Typically the issue of grandparent parenting time arises during a divorce proceeding, or after a divorce proceeding has been completed. The constitutionality of the Illinois statute, as well as many other state grandparent parenting time statutes across the country, has been challenged on the basis that parents’ rights to make decisions for their minor children should be absolute because these rights should be guaranteed by the Fourteenth Amendment of the United States Constitution.
In rejecting this reasoning, the Illinois Appellate Court has stated that for intact families, the State does not interfere in the decision-making process for minor children. Also, there are many situations in which Illinois does impose its rules on behalf of parents. For example, the State government can:
- Require parents to keep their children in school;
- Prohibit parents from placing their children into the labor force;
- Require blood transfusions for children over the parents’ objections for religious reasons;
- Prohibit children from getting married under the age of eighteen.
If all of these laws are constitutional, then what is the problem with an Illinois law allowing for grandparent parenting time over the objection of one of the parents if the court feels that such parenting time would be in the best interests of the minor children? If both parents object to grandparents visiting with their grandchildren during or after a divorce proceeding, then such parenting time can be prohibited; however, so long as one parent believes that grandparents should visit with the minor children, then the issue can be raised in court.

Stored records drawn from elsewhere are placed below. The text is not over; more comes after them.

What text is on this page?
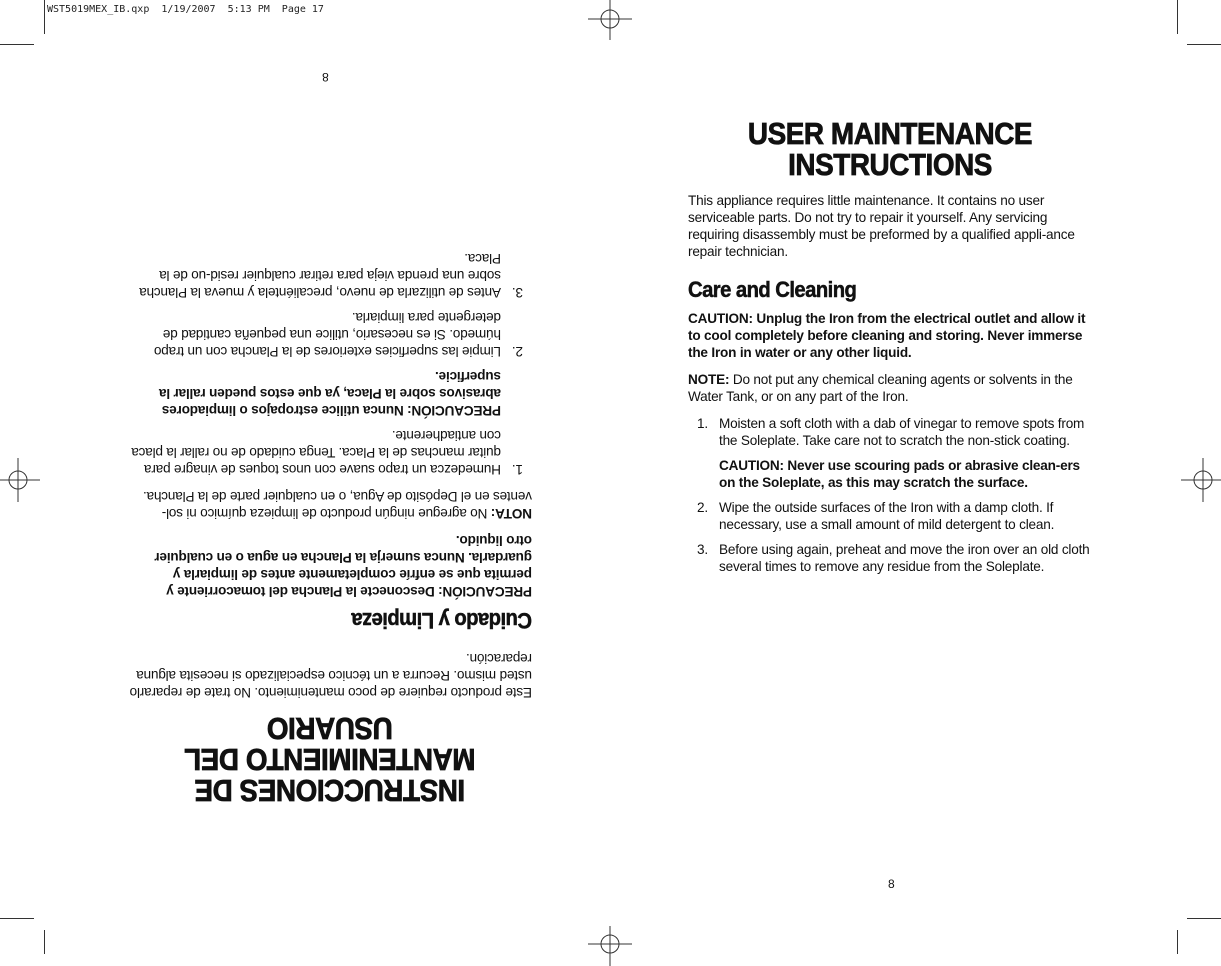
WST5019MEX_IB.qxp  1/19/2007  5:13 PM  Page 17
8
INSTRUCCIONES DE
MANTENIMIENTO DEL
USUARIO

Este producto requiere de poco mantenimiento. No trate de repararlo usted mismo. Recurra a un técnico especializado si necesita alguna reparación.

Cuidado y Limpieza

PRECAUCIÓN: Desconecte la Plancha del tomacorriente y permita que se enfríe completamente antes de limpiarla y guardarla. Nunca sumerja la Plancha en agua o en cualquier otro liquido.

NOTA: No agregue ningún producto de limpieza químico ni sol-ventes en el Depósito de Agua, o en cualquier parte de la Plancha.

1.
Humedezca un trapo suave con unos toques de vinagre para quitar manchas de la Placa. Tenga cuidado de no rallar la placa con antiadherente.
PRECAUCIÓN: Nunca utilice estropajos o limpiadores abrasivos sobre la Placa, ya que estos pueden rallar la superficie.
2.
Limpie las superficies exteriores de la Plancha con un trapo húmedo. Si es necesario, utilice una pequeña cantidad de detergente para limpiarla.
3.
Antes de utilizarla de nuevo, precaliéntela y mueva la Plancha sobre una prenda vieja para retirar cualquier resid-uo de la Placa.
USER MAINTENANCE
INSTRUCTIONS

This appliance requires little maintenance. It contains no user serviceable parts. Do not try to repair it yourself. Any servicing requiring disassembly must be preformed by a qualified appli-ance repair technician.

Care and Cleaning

CAUTION: Unplug the Iron from the electrical outlet and allow it to cool completely before cleaning and storing. Never immerse the Iron in water or any other liquid.

NOTE: Do not put any chemical cleaning agents or solvents in the Water Tank, or on any part of the Iron.

1. Moisten a soft cloth with a dab of vinegar to remove spots from the Soleplate. Take care not to scratch the non-stick coating.
CAUTION: Never use scouring pads or abrasive clean-ers on the Soleplate, as this may scratch the surface.
2. Wipe the outside surfaces of the Iron with a damp cloth. If necessary, use a small amount of mild detergent to clean.
3. Before using again, preheat and move the iron over an old cloth several times to remove any residue from the Soleplate.
8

By way of example, assume that Charlie Brown and Lucy get married, and have a child named Peanuts. Peanuts is five years old, has visited with Charlie Brown’s parents once or twice each month since Peanuts was born, and would like to continue seeing Peanuts. Lucy files for divorce against Charlie Brown blaming Charlie Brown’s parents for their breakup. Lucy says Charlie Brown is “too attached” to his parents and she does not want Peanuts to see his paternal grandparents on a regular basis. Lucy says during the divorce process, that Charlie Brown’s parents are prohibited from visiting with Peanuts. Under these circumstances, and pursuant to Section 607(b)(i)D of the Illinois Marriage and Dissolution of Marriage Act, Charlie Brown’s parents can file an independent petition for grandparent parenting time privileges with Peanuts, and there is a reasonable likelihood that this petition will be granted.
In summary, the validity and enforceability of the Illinois Grandparent Visitation Statute, which came into effect on August 19, 1999, is both constitutional and fully enforceable.